Formação de cartel, associação criminosa e fim do contrato
A CPI da BHTrans foi constituída em maio do ano passado, a partir da assinatura de 20 vereadores, com o objetivo de apurar a omissão da empresa de transporte e trânsito no constante desrespeito das normas na prestação do serviço de transporte coletivo pelas concessionárias responsáveis. Durante seis meses de trabalho, os vereadores realizaram 35 reuniões, 44 oitivas, 31 quebras de sigilo fiscal e bancário e aprovaram centenas de requerimentos e pedidos de informação.
Ao final dos trabalhos, o relatório final, elaborado por Reinaldo Gomes Preto Sacolão (MDB) e composto de duas partes (I e II) construiu uma cronologia dos fatos que envolvem o transporte público na cidade, desde a licitação ocorrida em 2008 até os dias hoje, com a realização pelo Município, no último ano, de um aporte de recursos aos caixas das empresas, por meio da compra antecipada de vales-transporte. Dentre as dezenas de condutas indevidas encontradas pelas investigações estão o não pagamento de seguros obrigatórios por parte dos empresários, a retirada irregular dos cobradores, a dívida milionária das empresas com a União, a não realização de auditoria no ano de 2016, como previa o contrato, além de descoberta do desaparecimento de ao menos 30 páginas do contrato assinado em 2008 e que esteve ‘sumido’ nos últimos 10 anos.

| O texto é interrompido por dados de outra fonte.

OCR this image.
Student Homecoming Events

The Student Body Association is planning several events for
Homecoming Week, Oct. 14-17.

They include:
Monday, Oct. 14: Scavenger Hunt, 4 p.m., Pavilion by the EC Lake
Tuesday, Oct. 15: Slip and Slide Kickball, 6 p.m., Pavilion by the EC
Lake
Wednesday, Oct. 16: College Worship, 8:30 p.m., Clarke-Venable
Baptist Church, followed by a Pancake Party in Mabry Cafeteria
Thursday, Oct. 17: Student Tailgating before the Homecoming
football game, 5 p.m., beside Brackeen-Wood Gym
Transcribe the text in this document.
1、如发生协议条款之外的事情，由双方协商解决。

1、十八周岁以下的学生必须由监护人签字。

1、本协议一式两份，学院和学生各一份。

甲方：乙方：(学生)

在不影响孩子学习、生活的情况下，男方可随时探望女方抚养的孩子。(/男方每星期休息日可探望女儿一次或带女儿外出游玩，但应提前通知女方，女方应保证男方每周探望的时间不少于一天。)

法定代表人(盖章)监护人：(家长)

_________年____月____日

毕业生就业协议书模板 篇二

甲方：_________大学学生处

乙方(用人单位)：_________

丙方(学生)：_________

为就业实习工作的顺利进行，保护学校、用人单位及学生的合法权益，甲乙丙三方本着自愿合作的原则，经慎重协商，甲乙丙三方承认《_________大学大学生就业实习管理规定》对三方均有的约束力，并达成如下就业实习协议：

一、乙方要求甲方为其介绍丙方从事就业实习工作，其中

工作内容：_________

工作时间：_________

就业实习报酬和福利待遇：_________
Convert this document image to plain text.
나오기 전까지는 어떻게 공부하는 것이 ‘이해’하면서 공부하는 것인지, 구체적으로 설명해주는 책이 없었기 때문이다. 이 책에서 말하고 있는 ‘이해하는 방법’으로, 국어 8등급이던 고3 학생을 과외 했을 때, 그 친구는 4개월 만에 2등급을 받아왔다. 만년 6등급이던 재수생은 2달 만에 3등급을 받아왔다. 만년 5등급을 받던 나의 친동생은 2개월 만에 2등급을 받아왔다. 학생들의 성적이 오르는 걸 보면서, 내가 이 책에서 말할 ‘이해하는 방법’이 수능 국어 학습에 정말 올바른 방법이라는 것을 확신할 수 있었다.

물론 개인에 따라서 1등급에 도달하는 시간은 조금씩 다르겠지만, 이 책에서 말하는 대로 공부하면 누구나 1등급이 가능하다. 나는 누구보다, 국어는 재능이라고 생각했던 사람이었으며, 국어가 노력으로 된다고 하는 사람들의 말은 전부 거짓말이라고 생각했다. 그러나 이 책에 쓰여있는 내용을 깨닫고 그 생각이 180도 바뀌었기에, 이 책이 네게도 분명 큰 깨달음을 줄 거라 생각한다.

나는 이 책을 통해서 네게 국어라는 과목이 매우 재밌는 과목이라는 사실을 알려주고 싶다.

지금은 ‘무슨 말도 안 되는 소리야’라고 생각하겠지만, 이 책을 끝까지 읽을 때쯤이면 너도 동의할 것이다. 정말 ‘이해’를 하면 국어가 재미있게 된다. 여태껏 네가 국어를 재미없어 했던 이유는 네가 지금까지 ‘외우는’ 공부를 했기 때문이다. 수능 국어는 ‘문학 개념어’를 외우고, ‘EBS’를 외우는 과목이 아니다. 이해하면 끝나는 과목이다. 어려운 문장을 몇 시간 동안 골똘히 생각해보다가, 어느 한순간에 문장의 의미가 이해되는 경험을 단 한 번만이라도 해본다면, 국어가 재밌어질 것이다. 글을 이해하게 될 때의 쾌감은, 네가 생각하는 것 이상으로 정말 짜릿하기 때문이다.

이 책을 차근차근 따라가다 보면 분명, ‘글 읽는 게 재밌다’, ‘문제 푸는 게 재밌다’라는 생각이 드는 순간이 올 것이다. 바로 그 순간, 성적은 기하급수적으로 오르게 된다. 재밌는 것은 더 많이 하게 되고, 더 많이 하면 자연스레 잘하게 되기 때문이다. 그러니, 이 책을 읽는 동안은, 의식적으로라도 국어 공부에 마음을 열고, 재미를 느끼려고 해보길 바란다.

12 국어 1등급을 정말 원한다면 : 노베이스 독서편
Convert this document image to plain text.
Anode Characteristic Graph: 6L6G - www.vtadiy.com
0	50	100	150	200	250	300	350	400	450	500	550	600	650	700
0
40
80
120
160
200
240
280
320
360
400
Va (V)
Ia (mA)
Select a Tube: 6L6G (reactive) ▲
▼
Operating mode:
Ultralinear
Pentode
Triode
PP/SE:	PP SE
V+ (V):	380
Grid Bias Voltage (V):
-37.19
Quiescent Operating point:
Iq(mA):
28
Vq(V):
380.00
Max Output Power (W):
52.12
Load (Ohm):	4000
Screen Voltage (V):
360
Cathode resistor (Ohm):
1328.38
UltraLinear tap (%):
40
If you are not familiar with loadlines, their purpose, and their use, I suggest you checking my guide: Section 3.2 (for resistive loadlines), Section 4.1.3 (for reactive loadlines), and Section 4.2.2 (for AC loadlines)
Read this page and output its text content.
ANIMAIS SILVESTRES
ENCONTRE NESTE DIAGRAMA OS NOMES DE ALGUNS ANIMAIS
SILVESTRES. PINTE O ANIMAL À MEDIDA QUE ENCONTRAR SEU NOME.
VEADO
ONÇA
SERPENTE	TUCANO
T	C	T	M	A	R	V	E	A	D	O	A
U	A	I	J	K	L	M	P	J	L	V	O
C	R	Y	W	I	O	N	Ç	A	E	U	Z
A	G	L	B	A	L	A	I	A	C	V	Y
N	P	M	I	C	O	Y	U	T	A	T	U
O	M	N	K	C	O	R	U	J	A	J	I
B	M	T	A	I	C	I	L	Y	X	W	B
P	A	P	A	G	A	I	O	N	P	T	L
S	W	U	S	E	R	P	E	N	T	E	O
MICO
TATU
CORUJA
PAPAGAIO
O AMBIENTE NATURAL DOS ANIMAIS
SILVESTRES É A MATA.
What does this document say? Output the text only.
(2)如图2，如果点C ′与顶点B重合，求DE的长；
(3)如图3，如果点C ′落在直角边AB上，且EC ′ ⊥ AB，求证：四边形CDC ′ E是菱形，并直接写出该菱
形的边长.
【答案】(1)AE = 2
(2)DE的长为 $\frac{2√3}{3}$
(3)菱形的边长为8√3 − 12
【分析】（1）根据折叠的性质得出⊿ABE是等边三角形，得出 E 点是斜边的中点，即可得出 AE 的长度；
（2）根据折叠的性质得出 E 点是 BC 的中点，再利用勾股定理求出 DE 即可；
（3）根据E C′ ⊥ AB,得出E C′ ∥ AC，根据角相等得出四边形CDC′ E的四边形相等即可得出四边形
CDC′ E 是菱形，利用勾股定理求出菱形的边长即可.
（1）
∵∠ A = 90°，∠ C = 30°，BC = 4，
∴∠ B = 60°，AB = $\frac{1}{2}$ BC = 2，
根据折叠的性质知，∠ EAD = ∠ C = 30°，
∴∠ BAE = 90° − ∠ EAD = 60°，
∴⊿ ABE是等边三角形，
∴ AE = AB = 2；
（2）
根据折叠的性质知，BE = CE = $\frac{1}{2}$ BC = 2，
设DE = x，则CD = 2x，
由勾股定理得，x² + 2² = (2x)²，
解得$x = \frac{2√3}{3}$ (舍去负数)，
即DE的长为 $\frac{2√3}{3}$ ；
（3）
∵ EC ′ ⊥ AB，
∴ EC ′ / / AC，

Composto de mais de 400 páginas, o relatório final da CPI da BHTrans pede o indiciamento do prefeito Alexandre Kalil pelos crimes de peculato, prevaricação e condescendência criminosa, e ainda de outras 38 pessoas, dentre elas funcionários de carreira da BHTrans e dos empresários André Luiz Barra e Renata Barra, pai e filha, proprietários da empresa Tecnotran, apontada como a responsável por elaborar todas as propostas para a concorrência pública em 2008. A CPI sugeriu, ainda, o indiciamento de empresários de ônibus pelos crimes de formação de cartel e associação criminosa; da Transfácil pelo crime de apropriação indébita; e do ex-presidente da BHTrans, Célio Bouzada, e dos servidores Daniel Marx Couto e Adilson Elpídio Daros pelo crime de associação criminosa, dentre outros. O inquérito também recomendou a extinção do contrato que resultou da licitação de 2008. À época, embora o relatório final tenha contado com a aprovação dos sete parlamentares que integram a CPI, o indiciamento de Kalil não foi consenso; Bella Gonçalves (Psol) e Professor Claudiney Dulim (Avante) defenderam que a responsabilidade do chefe do Executivo não estava clara.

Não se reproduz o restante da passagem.